Choontanom and Nardi (2012) contrast game playing with traditional schooling and noticed that school is not collaborative, the student products are only read by the teacher, the students do not care about the word problems because they have no meaning in their lives, and subsequently students cannot apply the answers to a situation (p. 187). Games, on the other hand, inspire: “There are a lot of guitar and drum teachers in this country now who are seeing steady business because people started with Guitar Hero or Rock Band and then developed a taste for the real thing” (LoPiccolo et al. 2012, p. 114). As a matter of fact, “in a 2008 study of more than seven thousand Rock Band and Guitar Hero players, 67 % of nonmusicians in the group reported that they had been inspired to pick up a real instrument since they’d started playing the video game” (McGonigal 2011, p. 75). Barab et al. (2012) argue that “unless we begin to engage youth in rich situations that add meaning to disciplinary concepts—as part of the learning process—the content of schools will be perceived as a thing to be acquired and exchanged for a test score (having exchange value) and not as a useful tool that has direct functional value in the world or to the learner” (p. 306). However, transfer does not happen automatically: “Mayer and Johnson (2010) found significant gains on a transfer task following game play for participants in the self-explanation condition in comparison with the control condition” (Clark and Martinez-Garza 2012, p. 287). Teachers must structure curricular games in ways that prompt reflection in order for students to move tacit knowledge to explicit knowledge.

There is some evidence, however, that the curricular game itself can inspire student reflection inside and outside of classrooms :

One teacher shared this comment with us about the Virus game: ‘’I was amazed at the kids’ ability to problem-solve … these incredibly low kids who are generally disengaged.

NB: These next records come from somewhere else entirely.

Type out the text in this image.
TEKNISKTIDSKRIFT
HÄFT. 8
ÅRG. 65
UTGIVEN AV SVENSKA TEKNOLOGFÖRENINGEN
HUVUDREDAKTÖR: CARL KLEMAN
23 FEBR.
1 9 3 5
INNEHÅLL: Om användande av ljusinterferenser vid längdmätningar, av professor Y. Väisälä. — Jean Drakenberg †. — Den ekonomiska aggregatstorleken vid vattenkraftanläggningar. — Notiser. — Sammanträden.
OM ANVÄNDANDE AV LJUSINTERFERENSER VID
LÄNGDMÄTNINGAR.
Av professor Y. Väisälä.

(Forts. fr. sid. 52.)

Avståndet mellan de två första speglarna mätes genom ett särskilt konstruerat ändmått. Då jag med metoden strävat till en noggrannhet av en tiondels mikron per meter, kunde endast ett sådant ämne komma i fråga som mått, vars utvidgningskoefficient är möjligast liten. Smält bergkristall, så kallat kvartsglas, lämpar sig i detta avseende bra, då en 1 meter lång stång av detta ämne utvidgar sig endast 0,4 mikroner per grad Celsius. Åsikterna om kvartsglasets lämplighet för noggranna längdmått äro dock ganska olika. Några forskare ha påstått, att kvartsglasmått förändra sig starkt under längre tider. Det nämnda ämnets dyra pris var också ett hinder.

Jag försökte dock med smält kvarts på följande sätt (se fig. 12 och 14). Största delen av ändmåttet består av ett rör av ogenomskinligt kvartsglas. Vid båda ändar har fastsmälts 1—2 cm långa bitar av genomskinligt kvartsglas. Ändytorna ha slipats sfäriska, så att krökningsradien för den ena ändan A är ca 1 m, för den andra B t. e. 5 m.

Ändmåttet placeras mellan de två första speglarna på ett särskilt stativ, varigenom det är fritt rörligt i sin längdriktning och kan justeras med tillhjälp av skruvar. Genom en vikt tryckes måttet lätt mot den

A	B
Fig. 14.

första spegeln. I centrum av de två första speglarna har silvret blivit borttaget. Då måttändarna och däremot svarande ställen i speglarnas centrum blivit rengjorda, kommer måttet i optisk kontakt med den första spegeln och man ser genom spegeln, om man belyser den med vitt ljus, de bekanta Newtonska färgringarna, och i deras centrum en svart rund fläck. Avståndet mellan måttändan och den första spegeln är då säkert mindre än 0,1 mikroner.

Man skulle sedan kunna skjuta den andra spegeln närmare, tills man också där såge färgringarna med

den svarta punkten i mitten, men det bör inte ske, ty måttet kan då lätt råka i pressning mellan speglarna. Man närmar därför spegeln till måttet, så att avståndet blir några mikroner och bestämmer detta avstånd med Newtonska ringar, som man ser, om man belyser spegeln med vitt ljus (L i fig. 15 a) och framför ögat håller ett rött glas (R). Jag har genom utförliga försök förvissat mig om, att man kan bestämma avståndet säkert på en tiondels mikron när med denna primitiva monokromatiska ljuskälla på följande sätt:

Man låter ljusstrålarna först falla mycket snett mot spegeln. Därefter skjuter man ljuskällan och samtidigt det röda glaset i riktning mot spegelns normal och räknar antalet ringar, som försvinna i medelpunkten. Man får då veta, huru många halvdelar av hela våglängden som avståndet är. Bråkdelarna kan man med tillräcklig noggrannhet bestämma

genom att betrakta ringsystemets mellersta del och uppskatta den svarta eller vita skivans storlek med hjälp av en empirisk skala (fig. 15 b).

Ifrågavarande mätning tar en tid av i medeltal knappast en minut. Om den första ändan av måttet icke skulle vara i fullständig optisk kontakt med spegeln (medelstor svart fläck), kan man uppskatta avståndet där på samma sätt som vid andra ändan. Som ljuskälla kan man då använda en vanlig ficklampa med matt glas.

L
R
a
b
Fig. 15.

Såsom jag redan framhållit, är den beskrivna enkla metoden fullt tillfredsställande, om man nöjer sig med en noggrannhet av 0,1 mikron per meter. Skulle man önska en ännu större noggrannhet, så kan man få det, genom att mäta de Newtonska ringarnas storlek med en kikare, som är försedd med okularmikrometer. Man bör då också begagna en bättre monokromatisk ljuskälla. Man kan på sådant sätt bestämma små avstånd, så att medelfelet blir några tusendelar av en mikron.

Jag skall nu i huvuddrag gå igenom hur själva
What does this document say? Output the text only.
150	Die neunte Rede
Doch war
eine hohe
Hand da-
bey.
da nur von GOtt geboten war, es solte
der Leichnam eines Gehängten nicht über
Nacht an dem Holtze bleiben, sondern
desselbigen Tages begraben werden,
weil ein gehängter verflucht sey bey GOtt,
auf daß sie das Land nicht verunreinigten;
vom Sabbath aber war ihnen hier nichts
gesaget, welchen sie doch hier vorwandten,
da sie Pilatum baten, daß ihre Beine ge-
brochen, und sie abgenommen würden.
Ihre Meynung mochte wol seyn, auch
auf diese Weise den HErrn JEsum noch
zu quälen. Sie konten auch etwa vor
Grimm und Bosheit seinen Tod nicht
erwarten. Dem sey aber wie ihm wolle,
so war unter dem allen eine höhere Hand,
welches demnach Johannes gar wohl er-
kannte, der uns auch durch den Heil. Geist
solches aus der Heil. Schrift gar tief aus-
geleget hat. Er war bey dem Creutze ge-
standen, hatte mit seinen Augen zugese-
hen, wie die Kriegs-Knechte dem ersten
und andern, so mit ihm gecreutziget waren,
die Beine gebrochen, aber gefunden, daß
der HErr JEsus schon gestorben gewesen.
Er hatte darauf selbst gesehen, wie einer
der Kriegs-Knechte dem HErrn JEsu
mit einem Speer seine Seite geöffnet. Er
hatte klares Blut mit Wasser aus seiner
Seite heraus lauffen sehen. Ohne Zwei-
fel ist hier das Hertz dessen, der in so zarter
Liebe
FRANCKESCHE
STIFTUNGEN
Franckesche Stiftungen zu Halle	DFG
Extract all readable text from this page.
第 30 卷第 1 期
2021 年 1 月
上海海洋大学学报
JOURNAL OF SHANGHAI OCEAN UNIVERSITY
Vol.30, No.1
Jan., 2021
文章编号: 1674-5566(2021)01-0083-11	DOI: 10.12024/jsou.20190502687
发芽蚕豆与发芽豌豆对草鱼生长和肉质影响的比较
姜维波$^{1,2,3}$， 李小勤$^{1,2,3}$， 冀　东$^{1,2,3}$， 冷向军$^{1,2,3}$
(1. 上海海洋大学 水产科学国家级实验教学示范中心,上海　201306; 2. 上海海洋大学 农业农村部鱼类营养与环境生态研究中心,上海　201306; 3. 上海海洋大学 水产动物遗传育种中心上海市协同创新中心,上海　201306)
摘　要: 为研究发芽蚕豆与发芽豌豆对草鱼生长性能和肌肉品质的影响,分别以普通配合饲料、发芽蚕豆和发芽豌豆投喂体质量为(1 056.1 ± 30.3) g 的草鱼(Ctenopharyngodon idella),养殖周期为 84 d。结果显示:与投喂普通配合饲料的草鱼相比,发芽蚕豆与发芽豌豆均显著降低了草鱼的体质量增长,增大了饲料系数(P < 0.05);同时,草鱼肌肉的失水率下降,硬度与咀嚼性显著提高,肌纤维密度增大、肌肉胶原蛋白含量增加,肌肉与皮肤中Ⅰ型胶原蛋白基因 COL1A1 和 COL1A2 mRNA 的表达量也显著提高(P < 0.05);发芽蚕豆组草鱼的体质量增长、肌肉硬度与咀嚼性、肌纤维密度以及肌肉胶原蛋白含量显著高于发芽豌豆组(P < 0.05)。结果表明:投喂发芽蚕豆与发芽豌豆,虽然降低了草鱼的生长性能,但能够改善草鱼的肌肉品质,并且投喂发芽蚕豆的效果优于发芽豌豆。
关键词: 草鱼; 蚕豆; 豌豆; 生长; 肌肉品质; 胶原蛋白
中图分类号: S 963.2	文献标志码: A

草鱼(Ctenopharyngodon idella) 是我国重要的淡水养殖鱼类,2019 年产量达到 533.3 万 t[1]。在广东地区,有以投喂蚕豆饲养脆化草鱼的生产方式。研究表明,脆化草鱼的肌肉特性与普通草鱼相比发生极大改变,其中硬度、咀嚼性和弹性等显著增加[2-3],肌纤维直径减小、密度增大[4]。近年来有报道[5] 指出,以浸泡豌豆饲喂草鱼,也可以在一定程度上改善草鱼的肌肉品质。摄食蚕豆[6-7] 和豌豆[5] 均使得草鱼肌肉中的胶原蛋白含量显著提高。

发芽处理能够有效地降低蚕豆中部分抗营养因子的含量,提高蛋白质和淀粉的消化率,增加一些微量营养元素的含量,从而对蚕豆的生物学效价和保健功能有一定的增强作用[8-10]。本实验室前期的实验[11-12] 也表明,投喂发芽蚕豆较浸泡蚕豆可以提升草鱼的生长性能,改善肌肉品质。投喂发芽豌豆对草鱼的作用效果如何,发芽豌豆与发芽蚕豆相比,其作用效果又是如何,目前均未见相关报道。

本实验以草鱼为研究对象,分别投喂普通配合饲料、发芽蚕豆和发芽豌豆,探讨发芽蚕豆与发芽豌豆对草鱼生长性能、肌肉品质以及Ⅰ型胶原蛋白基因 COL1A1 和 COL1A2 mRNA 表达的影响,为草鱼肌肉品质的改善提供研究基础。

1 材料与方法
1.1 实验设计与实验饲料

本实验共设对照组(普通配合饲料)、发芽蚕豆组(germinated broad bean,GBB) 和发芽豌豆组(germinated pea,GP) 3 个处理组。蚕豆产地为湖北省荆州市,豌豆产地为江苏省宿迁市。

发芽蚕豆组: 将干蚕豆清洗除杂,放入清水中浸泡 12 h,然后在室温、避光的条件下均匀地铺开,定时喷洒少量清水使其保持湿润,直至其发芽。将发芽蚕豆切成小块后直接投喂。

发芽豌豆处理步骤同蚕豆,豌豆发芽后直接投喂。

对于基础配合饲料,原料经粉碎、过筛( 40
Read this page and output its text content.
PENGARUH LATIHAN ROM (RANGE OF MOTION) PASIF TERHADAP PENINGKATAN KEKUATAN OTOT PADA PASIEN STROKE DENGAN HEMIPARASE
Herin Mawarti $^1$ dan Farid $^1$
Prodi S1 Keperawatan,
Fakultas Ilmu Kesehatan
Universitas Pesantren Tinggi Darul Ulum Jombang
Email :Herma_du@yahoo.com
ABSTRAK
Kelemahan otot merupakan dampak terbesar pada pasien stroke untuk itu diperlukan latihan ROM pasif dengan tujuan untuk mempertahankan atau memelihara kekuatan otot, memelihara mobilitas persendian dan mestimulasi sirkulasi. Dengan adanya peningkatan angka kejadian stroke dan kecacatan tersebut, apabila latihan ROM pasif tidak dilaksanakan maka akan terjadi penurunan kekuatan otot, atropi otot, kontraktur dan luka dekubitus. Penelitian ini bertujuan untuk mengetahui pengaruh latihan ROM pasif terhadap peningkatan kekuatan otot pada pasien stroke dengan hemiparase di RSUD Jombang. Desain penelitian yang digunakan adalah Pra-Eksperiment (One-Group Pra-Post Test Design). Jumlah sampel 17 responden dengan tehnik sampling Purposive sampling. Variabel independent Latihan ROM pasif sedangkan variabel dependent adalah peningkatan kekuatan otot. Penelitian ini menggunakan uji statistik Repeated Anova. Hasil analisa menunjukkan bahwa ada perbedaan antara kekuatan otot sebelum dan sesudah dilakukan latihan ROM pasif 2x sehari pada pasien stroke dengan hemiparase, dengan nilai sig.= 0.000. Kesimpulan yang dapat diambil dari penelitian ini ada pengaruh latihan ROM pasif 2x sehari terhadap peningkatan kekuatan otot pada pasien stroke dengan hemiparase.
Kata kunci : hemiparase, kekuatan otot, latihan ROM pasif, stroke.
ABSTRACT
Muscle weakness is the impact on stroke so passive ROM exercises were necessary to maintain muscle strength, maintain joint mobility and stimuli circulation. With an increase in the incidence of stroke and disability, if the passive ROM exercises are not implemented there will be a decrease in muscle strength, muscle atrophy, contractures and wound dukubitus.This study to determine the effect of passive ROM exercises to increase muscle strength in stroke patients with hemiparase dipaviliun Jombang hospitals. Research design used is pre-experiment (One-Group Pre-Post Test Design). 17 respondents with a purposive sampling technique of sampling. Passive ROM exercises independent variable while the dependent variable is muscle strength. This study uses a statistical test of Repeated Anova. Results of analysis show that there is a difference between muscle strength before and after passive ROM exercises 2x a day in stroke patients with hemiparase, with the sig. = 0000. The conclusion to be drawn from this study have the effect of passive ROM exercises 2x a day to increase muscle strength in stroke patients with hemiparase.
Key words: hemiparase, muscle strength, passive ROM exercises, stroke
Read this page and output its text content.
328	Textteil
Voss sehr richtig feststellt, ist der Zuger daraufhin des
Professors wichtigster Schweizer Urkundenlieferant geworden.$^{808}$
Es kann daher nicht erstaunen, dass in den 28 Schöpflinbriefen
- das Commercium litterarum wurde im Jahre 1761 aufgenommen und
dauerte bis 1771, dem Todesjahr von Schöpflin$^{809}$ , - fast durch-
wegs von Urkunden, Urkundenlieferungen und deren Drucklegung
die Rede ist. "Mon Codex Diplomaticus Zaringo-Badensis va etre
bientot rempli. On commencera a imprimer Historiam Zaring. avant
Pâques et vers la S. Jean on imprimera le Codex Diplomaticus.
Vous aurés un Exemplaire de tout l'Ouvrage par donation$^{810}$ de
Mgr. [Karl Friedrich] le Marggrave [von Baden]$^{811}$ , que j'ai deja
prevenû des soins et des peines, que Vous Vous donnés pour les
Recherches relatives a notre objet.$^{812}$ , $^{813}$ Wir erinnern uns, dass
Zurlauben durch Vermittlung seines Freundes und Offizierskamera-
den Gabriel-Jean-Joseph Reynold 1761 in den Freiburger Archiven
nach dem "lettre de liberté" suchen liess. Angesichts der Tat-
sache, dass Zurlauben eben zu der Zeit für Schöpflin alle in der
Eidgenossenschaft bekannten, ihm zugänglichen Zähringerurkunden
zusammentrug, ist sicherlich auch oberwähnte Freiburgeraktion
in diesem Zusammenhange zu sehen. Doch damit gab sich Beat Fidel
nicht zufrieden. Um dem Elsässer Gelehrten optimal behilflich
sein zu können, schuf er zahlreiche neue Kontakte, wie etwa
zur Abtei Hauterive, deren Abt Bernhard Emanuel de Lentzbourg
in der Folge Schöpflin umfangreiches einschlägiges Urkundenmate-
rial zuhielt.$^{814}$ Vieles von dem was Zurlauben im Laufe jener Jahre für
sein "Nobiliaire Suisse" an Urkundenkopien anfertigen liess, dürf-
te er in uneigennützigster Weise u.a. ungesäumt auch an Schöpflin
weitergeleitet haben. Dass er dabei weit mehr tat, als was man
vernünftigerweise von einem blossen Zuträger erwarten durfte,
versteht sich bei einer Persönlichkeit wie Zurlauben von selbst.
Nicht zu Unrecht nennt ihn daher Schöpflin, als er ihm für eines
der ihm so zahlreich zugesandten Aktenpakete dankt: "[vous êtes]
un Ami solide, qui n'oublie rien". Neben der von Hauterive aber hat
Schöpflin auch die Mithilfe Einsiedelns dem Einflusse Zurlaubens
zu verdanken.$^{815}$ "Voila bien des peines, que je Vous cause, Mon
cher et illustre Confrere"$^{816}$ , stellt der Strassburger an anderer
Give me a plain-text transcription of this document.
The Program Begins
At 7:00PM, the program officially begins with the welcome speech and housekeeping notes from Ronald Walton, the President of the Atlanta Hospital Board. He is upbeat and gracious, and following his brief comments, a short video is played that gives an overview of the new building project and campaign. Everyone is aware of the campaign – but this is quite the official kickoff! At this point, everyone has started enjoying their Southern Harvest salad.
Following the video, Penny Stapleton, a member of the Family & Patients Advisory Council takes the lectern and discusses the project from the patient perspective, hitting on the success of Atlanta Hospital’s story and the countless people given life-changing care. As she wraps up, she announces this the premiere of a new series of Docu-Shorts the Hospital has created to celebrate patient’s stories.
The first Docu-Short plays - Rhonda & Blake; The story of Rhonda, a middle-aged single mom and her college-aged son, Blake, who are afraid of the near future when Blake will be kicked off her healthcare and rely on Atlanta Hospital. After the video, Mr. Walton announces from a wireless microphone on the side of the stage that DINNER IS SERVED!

I had a look through the post-virus questionnaire … without exception … every single kid said that the game was fun and I know from being out in the hallways between classes that the kids were talking to each other about the game, about who is getting everyone sick and so the kids were very engaged. From that perspective I think the game was incredibly successful.” Another teachers stated about the Tit-for-tat game: “But a lot of times you find them getting into what they have to do. And how often do you go into a math class and see a bunch of kids sitting around a table arguing no it’s really this, no I swear, look what I did and then the other kids saying no it’s this way. And they just kind of like duke it out and sort it out and it’s really cool to watch.”(Klopfer 2008, p. 86)

With all knowledge available at our fingertips, perhaps it is this kind of curiosity that should “become a top educational priority … Could it be that shifting our educational system toward more play-based models might be the best possible way to prepare children to thrive in the 21st century?” (Schell 2008, p. 448). This book argues that playing and creating curricular games promote not just content learning, not just skill development, and not even just habits of thinking and doing, but also a gaming stance that transforms how students see themselves, see others, and see the world. As one of my students said of his game-based teaching class: “Participation went from zero to fun … in no time. So I guess I’m thinking in ‘game mode’ now anyway.” As you go forth with your new content knowledge, game design skills, playful habits of thinking and doing, and newfound gaming stance, I hope you have a “wonderful time of adventuring” (Loh 2007, p. 344).

The illiterate of the 21st century will not be those who cannot read and write, but those who cannot learn, unlearn, and relearn.